A platform-managed currency balance changed. Fires from SDK debit, server-API credit / debit, and entry-cost charges.

Operational

webhook.endpoint.failed

The dispatcher just tripped the circuit breaker on an endpoint (5 consecutive terminal failures by default). The failing endpoint itself is auto-paused; this kind fires to OTHER endpoints on the same game so an internal ops endpoint can page.

{
  "endpointId": "wep_…",
  "endpointKey": "studio_analytics",
  "url": "https://hooks.studio.example/kraty",
  "consecutiveFailures": 5,
  "threshold": 5,
  "lastStatus": 503,
  "lastError": "5xx response: 503",
  "reason": "consecutive_failures"
}

Idempotency at the receiver

Webhooks deliver at least once.
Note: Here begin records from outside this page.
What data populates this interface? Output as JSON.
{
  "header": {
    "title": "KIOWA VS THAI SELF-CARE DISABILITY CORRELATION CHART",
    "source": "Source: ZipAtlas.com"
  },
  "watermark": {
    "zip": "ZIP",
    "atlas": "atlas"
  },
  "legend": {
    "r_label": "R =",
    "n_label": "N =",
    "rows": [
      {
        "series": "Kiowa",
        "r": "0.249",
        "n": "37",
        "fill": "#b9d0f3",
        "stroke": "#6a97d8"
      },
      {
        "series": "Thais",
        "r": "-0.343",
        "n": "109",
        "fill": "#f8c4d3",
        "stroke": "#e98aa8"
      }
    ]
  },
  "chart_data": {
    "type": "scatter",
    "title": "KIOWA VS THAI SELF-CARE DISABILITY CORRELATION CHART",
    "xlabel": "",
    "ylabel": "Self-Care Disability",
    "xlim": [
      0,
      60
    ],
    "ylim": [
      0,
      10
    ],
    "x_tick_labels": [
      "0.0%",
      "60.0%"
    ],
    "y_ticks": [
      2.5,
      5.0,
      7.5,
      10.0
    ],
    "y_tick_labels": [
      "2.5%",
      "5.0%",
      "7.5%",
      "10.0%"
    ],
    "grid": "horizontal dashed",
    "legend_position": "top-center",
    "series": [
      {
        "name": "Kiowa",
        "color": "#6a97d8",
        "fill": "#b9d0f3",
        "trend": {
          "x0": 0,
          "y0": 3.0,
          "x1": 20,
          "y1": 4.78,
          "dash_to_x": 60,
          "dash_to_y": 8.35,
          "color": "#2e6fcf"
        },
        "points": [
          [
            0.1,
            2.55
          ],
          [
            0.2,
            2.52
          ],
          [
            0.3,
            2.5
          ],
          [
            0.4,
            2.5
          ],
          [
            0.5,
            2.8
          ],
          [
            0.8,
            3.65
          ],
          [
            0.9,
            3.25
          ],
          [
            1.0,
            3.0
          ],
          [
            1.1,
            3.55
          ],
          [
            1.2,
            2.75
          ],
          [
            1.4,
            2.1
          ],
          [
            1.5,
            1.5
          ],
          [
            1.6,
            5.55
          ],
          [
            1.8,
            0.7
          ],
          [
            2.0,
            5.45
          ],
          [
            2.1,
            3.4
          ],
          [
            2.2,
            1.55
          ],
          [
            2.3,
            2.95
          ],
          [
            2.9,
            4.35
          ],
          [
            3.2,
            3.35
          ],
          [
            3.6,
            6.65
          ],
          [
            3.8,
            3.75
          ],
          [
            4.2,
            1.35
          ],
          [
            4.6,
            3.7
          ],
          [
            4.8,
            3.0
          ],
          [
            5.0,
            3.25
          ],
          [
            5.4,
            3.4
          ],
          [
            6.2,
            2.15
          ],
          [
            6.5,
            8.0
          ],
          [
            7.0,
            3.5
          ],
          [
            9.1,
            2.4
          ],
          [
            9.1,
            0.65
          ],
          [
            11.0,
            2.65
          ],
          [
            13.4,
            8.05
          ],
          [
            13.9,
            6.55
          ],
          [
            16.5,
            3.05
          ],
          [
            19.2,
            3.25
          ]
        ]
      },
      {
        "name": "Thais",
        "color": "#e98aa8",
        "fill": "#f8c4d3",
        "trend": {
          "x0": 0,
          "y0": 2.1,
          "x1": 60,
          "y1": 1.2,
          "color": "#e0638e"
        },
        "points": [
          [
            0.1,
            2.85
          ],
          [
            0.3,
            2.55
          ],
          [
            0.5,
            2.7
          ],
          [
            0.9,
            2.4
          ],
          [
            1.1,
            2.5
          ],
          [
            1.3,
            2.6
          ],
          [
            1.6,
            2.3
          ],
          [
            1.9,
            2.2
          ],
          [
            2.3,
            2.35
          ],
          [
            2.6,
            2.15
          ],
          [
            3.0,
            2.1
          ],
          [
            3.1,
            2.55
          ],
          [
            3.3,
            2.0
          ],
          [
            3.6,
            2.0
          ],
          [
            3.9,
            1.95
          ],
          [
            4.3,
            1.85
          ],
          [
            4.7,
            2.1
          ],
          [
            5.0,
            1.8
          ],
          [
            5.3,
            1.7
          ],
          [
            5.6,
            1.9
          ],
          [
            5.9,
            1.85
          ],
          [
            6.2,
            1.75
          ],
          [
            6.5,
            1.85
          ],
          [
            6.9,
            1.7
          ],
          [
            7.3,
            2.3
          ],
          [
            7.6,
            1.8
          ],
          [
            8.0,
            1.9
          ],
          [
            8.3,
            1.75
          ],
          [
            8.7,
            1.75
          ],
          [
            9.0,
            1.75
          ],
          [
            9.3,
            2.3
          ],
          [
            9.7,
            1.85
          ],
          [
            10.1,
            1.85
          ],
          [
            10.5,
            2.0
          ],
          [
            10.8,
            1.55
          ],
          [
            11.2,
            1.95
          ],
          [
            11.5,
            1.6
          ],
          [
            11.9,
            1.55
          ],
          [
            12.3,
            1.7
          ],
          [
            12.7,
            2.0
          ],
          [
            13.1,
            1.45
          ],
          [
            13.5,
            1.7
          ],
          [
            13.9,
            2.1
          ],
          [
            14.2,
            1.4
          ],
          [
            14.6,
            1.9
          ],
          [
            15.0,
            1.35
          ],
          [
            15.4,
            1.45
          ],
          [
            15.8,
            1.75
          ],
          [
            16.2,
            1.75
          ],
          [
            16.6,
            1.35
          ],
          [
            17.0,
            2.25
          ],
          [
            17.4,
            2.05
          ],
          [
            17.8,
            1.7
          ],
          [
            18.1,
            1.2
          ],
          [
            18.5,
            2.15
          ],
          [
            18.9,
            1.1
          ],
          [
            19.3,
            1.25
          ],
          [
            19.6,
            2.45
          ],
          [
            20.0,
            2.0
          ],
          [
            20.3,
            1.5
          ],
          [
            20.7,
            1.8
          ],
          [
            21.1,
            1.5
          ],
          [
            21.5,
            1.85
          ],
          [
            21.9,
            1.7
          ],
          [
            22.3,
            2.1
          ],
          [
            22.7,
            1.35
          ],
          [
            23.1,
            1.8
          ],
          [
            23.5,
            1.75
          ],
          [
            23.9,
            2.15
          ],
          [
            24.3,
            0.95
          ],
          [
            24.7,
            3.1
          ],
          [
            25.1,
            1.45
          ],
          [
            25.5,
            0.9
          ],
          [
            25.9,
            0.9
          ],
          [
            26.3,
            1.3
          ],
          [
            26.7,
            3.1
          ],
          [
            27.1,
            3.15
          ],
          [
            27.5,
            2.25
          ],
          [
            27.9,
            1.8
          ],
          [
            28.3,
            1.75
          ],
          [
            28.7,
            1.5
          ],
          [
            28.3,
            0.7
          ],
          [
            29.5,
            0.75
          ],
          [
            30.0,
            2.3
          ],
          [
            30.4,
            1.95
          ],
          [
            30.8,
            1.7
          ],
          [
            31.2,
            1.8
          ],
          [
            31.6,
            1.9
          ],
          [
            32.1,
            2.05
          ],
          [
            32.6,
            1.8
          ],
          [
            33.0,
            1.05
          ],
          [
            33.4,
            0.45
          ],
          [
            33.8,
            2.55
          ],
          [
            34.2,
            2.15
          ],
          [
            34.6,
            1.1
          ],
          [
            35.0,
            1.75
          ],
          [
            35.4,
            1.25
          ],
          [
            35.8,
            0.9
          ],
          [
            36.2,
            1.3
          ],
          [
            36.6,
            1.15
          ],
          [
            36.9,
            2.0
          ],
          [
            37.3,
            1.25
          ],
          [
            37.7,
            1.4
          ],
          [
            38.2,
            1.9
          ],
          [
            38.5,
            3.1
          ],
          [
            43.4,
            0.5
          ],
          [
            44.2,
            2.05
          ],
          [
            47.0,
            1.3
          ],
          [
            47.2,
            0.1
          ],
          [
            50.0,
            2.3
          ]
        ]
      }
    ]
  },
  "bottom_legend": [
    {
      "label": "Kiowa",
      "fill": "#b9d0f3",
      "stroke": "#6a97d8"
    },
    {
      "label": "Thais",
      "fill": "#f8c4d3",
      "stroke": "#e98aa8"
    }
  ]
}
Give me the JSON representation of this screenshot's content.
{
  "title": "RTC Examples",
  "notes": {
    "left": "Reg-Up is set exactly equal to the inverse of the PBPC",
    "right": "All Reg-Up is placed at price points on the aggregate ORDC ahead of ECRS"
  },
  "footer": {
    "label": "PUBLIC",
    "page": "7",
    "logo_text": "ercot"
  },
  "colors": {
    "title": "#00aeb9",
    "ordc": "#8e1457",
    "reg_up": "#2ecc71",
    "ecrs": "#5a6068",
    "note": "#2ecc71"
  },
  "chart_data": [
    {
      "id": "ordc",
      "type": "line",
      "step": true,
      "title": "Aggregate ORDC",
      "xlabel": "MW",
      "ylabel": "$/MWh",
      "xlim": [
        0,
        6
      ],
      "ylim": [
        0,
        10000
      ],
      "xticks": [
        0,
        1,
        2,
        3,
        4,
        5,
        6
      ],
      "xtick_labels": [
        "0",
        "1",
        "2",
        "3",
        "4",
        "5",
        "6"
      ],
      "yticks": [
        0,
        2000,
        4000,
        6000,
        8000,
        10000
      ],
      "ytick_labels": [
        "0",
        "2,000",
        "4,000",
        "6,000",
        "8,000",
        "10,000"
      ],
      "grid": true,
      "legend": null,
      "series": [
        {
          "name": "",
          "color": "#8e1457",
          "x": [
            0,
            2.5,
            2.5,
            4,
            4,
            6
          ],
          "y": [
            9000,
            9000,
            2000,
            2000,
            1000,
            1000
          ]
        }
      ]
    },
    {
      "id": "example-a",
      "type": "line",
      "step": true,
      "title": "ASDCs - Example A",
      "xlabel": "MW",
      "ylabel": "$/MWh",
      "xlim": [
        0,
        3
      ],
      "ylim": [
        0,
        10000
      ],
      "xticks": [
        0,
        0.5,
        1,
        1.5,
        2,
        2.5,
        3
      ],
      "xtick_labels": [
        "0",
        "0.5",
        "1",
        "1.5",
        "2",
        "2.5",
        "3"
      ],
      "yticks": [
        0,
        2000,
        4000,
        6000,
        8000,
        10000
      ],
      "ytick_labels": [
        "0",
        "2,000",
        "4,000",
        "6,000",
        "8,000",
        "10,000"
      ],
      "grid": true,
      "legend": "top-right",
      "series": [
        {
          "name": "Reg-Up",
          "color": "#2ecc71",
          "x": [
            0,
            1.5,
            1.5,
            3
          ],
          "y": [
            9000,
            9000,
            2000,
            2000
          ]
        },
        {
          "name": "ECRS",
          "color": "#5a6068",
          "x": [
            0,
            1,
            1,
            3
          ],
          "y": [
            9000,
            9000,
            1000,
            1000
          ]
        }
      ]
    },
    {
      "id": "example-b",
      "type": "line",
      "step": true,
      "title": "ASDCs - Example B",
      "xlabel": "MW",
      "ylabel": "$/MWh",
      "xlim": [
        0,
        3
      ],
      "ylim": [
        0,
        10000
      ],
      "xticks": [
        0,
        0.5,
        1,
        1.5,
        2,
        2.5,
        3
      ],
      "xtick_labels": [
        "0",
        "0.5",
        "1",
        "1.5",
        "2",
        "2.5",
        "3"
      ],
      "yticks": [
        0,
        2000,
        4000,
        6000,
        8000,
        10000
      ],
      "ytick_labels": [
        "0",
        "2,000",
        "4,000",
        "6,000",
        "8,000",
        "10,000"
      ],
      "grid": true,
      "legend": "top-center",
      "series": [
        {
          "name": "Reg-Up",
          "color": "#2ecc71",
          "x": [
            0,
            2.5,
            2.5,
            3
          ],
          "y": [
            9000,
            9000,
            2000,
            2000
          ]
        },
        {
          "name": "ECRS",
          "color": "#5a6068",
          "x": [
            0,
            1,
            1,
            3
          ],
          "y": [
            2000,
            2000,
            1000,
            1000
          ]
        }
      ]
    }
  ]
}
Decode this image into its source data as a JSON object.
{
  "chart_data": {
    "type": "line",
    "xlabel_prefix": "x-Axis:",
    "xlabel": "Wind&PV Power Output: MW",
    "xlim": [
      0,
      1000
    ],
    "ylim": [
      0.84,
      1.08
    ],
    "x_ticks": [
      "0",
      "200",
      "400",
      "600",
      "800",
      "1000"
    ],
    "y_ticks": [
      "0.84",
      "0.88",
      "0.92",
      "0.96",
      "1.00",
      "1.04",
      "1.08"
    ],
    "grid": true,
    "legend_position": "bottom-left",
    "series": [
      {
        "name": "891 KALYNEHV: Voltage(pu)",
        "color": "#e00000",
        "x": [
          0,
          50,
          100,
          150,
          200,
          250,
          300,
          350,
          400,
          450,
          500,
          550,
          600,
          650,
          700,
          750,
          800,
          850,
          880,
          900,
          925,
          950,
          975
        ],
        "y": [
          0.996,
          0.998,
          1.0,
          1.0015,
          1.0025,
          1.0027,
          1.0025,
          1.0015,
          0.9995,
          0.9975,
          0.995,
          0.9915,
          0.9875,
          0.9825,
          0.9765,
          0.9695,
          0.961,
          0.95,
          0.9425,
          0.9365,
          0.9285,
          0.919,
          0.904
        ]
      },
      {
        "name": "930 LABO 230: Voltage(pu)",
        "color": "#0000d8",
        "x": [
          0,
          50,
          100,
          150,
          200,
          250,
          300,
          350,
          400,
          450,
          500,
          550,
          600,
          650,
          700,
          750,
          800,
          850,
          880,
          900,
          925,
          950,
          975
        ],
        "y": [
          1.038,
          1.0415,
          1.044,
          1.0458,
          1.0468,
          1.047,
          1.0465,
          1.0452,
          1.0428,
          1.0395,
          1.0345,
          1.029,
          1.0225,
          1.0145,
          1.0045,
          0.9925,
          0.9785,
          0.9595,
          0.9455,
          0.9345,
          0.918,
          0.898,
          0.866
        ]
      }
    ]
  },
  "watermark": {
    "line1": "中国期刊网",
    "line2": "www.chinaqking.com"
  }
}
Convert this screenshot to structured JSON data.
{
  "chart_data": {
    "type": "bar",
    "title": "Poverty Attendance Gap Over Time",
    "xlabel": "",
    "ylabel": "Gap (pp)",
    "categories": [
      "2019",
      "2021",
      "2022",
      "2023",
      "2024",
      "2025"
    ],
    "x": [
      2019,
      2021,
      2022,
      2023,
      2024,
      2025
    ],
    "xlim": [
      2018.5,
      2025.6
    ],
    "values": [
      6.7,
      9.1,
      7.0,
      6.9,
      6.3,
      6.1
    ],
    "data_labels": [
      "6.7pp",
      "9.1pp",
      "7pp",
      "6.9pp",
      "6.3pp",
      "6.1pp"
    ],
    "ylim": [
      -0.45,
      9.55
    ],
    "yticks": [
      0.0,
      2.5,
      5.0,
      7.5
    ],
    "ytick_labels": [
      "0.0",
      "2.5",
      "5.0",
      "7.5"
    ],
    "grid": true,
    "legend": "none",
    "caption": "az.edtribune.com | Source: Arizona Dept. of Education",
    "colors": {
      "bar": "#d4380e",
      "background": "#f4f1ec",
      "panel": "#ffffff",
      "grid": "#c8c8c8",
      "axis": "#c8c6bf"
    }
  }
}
Two failure modes you'll see in practice:

  • The same id arriving twice (retry after your 2xx ack got lost in transit).
  • Two different ids describing the same logical event (rare; only in scoped race conditions like the player.registered double-emit when two requests upsert the same new player concurrently).

Dedupe by id for the first case; if your downstream is fully idempotent on data (e.g. grant.created keyed by grantId), the second case sorts itself out.

OpenAPI schemas

The full payload schema for every webhook kind ships in openapi.server.json under the webhook tag — point any OpenAPI codegen at it to get typed payloads in your stack.